Comprendre le présent et penser l’avenir. Cerner les différentes dimensions de l’écologie, au coeur des grandes questions qui vont changer notre vie. Donner des clés d’analyse d’une crise à la fois environnementale, sociale, économique et spirituelle, Débusquer des pistes d’avenir, des Traces du futur, pour un monde à réinventer. Et aussi L’Education nouvelle, parce que Penser pour demain commence à l’école et présenter le Mandala comme outil de recentrage, de créativité et de croissance, car c’est aussi un fondement pour un monde multi-culturel et solidaire.

Michel Simonis

LE MUSÉE DU PLEIN EMPLOI
Propos délirant un soir de décompression
Article mis en ligne le 1er mai 2017

Un extrait du roman plus ou moins policier "Le vagabond de la Baie de Somme" de Léo Lapointe [1] m’a particulièrement plu par son humour au second degré.
J’ai aimé lire tout le livre mais le ton de cet extrait de quelques pages a quelque chose d’interpellant, de touchant, à travers ce délire humoristique... Une nostalgie pointe, et une critique virulante et larvée de là où semble aller notre monde.
Pas étonnant de voir l’élection présidentielle française révéler l’angoisse d’une population qui se sent à ce point abandonnée...

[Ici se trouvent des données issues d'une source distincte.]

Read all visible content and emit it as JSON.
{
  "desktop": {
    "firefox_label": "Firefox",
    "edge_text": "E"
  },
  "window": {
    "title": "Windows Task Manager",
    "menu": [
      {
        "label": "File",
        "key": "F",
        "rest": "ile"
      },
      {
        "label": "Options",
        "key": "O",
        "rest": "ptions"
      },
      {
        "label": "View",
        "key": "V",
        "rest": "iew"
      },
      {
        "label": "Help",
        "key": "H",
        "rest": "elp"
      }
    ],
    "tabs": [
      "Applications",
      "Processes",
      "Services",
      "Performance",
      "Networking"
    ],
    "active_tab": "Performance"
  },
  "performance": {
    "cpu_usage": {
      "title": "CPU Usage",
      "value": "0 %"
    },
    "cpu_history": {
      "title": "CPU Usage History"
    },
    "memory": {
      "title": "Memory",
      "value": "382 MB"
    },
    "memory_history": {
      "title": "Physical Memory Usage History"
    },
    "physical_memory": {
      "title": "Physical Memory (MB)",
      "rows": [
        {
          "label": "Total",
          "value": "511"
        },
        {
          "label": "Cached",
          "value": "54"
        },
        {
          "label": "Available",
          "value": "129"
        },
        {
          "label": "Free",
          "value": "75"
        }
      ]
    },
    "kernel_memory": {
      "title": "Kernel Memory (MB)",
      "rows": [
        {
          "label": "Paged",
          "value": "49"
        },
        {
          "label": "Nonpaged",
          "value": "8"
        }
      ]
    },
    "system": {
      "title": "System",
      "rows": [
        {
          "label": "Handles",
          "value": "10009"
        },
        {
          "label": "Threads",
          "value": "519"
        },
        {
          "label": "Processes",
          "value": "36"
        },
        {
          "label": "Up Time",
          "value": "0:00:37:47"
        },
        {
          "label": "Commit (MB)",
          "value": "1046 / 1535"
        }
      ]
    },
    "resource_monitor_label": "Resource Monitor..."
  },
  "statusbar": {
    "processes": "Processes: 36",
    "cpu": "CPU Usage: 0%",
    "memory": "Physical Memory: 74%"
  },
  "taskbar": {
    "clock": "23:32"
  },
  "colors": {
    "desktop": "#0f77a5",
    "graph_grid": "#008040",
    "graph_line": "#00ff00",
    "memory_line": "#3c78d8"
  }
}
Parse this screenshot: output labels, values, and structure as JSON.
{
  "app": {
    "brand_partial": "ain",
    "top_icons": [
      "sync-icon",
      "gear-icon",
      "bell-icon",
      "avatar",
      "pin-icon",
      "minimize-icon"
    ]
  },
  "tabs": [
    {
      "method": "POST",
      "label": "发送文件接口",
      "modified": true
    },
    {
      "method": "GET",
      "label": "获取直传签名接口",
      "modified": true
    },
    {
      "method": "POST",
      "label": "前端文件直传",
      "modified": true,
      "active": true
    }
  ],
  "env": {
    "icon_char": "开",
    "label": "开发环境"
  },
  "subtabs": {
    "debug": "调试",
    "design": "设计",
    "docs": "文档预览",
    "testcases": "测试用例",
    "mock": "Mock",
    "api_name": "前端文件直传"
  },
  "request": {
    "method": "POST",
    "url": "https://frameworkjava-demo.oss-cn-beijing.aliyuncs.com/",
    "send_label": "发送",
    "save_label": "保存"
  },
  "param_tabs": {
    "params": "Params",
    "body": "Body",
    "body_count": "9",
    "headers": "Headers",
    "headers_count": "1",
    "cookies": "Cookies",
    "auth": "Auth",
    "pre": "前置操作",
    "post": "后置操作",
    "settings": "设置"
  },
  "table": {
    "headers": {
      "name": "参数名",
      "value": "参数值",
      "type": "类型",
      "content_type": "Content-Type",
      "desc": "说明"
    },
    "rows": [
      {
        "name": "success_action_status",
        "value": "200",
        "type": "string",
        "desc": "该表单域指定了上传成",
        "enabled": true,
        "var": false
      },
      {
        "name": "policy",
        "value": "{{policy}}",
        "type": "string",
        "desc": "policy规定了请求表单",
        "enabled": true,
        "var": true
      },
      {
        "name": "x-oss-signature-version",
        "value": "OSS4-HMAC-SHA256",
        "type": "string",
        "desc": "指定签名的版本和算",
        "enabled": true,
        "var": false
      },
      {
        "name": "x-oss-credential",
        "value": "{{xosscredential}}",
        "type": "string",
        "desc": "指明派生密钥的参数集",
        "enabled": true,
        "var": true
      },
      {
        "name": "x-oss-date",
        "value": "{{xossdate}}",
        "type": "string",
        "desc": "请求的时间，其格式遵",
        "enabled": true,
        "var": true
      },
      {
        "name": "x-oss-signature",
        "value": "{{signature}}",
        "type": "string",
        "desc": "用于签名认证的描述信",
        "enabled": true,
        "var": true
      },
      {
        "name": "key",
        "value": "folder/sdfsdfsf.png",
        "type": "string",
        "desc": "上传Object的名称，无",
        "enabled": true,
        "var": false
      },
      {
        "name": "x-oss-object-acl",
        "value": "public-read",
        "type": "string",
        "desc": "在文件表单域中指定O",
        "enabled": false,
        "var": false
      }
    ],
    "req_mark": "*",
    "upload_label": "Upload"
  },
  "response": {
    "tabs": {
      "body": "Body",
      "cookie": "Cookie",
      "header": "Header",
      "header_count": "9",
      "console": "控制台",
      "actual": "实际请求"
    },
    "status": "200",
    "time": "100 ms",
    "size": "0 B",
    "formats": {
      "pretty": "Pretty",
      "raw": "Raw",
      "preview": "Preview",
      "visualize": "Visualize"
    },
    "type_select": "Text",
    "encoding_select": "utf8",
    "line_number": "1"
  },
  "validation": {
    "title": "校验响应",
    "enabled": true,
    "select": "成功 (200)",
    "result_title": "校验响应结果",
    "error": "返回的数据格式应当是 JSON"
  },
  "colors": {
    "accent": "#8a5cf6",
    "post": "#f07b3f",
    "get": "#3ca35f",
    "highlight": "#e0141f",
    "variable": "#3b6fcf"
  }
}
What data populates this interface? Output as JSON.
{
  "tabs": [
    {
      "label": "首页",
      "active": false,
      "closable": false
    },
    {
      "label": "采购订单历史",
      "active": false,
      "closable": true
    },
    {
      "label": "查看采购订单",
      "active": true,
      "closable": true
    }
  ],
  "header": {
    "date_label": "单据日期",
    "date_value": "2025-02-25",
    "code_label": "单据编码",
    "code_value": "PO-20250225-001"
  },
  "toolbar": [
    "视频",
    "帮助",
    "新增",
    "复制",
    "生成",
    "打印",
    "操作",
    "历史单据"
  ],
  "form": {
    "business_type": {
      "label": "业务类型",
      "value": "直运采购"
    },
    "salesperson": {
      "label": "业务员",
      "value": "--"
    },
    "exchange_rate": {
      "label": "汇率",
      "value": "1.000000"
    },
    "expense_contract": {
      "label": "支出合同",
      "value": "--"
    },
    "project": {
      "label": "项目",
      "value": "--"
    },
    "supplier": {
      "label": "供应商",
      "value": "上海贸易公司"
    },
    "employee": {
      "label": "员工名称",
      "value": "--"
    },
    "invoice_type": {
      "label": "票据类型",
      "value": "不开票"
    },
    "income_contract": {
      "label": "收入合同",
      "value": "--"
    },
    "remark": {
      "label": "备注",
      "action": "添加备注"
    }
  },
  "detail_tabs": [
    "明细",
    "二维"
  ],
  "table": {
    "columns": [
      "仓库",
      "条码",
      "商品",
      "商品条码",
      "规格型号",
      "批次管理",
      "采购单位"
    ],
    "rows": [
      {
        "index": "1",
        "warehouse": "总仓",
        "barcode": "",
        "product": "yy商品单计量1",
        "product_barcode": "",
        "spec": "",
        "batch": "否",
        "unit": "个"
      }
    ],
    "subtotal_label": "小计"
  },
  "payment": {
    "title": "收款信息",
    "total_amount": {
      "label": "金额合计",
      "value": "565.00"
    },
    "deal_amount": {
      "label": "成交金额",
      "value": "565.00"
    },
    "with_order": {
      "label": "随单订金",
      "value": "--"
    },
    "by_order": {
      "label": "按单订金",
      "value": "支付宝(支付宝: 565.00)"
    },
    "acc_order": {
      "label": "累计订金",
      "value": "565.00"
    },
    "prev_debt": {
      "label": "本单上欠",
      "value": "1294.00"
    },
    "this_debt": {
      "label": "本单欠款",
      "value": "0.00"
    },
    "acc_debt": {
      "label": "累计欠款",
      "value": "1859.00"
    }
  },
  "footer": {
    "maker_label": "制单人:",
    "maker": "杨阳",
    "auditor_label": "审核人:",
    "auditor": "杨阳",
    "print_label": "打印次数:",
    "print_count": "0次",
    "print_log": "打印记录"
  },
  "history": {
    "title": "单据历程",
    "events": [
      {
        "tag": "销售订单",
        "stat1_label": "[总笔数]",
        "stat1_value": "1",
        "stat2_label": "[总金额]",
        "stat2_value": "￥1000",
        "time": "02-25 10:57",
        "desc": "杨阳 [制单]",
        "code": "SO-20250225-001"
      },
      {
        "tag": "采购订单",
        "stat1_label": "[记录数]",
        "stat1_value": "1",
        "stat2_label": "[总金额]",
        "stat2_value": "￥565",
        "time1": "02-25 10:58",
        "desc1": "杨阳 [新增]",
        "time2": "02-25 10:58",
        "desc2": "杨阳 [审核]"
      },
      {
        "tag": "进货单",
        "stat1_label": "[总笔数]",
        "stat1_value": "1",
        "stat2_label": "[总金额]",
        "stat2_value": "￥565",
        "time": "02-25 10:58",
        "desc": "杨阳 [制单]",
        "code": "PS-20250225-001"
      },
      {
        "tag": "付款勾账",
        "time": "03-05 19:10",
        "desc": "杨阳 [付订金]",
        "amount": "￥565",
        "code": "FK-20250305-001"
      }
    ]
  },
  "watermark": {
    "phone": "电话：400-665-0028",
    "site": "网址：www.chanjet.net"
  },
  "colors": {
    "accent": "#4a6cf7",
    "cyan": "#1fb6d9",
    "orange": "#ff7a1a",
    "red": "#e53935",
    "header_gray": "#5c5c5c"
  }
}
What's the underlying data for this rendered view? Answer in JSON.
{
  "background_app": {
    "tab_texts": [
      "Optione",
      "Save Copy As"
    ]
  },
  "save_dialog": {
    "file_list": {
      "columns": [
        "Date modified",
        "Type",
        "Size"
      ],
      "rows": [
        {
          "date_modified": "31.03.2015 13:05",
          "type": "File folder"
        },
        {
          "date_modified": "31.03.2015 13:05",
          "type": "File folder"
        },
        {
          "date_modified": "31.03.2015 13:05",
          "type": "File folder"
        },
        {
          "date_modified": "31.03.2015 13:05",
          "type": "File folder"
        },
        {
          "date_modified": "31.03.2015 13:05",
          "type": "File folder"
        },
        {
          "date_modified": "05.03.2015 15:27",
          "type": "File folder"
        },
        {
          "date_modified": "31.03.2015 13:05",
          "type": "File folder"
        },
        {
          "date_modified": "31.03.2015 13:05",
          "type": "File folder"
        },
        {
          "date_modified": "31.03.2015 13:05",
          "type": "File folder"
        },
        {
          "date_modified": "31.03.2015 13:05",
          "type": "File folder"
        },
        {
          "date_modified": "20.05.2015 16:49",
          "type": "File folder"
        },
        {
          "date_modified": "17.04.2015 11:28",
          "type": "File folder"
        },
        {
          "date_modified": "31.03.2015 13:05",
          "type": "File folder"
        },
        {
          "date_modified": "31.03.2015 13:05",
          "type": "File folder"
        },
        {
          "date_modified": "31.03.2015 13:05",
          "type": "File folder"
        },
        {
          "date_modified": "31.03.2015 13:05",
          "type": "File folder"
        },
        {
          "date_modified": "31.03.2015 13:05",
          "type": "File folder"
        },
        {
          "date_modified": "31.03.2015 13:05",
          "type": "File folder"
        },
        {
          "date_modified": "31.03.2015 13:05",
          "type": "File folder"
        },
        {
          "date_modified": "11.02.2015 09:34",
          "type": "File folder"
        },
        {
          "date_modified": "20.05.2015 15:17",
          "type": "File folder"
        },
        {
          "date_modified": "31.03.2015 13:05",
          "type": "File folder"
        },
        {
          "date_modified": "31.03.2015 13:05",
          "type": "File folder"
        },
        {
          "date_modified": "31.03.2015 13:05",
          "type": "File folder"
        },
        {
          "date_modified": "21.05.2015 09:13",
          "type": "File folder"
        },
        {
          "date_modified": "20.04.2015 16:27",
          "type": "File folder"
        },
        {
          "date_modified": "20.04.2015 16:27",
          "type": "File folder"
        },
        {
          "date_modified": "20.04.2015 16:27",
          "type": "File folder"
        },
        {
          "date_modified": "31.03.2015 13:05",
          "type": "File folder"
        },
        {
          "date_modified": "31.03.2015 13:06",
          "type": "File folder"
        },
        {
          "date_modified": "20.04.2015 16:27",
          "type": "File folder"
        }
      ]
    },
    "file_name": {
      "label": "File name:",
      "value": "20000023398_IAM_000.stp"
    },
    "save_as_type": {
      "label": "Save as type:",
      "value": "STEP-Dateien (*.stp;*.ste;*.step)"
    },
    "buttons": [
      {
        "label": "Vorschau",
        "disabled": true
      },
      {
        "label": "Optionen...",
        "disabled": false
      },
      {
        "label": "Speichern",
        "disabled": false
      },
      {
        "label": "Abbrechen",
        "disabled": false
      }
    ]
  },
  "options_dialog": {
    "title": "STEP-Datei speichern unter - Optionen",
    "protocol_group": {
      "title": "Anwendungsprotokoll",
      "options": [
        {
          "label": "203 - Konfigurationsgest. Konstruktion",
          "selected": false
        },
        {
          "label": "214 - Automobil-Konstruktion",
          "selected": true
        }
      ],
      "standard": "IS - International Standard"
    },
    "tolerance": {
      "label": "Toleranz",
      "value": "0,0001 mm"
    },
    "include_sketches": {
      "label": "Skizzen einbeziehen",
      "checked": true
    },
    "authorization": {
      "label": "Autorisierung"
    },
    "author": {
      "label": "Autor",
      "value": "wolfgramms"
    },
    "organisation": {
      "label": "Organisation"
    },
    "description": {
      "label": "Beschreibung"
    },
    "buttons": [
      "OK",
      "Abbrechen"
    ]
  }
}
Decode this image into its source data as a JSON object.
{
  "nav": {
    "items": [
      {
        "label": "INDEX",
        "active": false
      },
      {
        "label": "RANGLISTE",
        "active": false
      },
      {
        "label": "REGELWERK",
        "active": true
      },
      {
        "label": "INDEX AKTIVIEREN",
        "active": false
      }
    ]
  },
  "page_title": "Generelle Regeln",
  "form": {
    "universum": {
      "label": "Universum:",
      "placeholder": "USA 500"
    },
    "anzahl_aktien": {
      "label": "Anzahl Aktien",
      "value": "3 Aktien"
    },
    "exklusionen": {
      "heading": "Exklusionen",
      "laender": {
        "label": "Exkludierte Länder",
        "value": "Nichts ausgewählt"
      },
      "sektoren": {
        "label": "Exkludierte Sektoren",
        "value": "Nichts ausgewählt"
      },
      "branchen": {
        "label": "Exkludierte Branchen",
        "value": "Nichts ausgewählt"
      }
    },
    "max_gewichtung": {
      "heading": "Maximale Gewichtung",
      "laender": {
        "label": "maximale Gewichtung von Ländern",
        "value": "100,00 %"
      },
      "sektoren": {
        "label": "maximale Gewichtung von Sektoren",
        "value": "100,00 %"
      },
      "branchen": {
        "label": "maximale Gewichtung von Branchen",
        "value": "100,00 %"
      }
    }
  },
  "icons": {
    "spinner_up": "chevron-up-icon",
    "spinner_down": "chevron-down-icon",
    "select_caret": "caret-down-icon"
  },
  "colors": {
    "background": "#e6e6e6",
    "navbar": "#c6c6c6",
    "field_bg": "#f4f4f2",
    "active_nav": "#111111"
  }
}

Il avait un grand projet touristique pour la région. La Lorraine avait le parc des schtroumpfs, le centre avait le futuroscope, la région parisienne Disney et Astérix, le massif central les volcans. Il fallait créer quelque chose de nouveau. Le patron avait son idée là dessus, il assurait la création de centaines d’emplois, mais ne voulait pas dévoiler ses intentions pour ne pas se faire piquer l’idée. Un deuxième pastis et le bienveillant intérêt que portait Paul à ses propos suffirent à lever ses très relatives réticenees.

« Un musée, Monsieur, un musée, mais comme vous n’en avez jamais vu ! Un musée vivant, avec des gens partout !
 Ah bon ? Vous croyez ? Et un musée de quoi ?

LE MUSÉE DU PLEIN EMPLOI... C’est pas génial comme idée ?
Ça, coco, c’est un concept .. Mais comment c’est développé ?

 C’est simple, élémentaire. À l’entrée, tu tapes très fort déjà, tu déstabilises le client, tu le projettes dans un univers inconnu. Tu colles un paquet de nénettes qui vendent des billets, qui discutent : le pékin, il fait pas la queue, il attend pas, ou alors pour le plaisir de la causette... Que maintenant, tu poireautes, mais tu jactes pas, tu t’engueules.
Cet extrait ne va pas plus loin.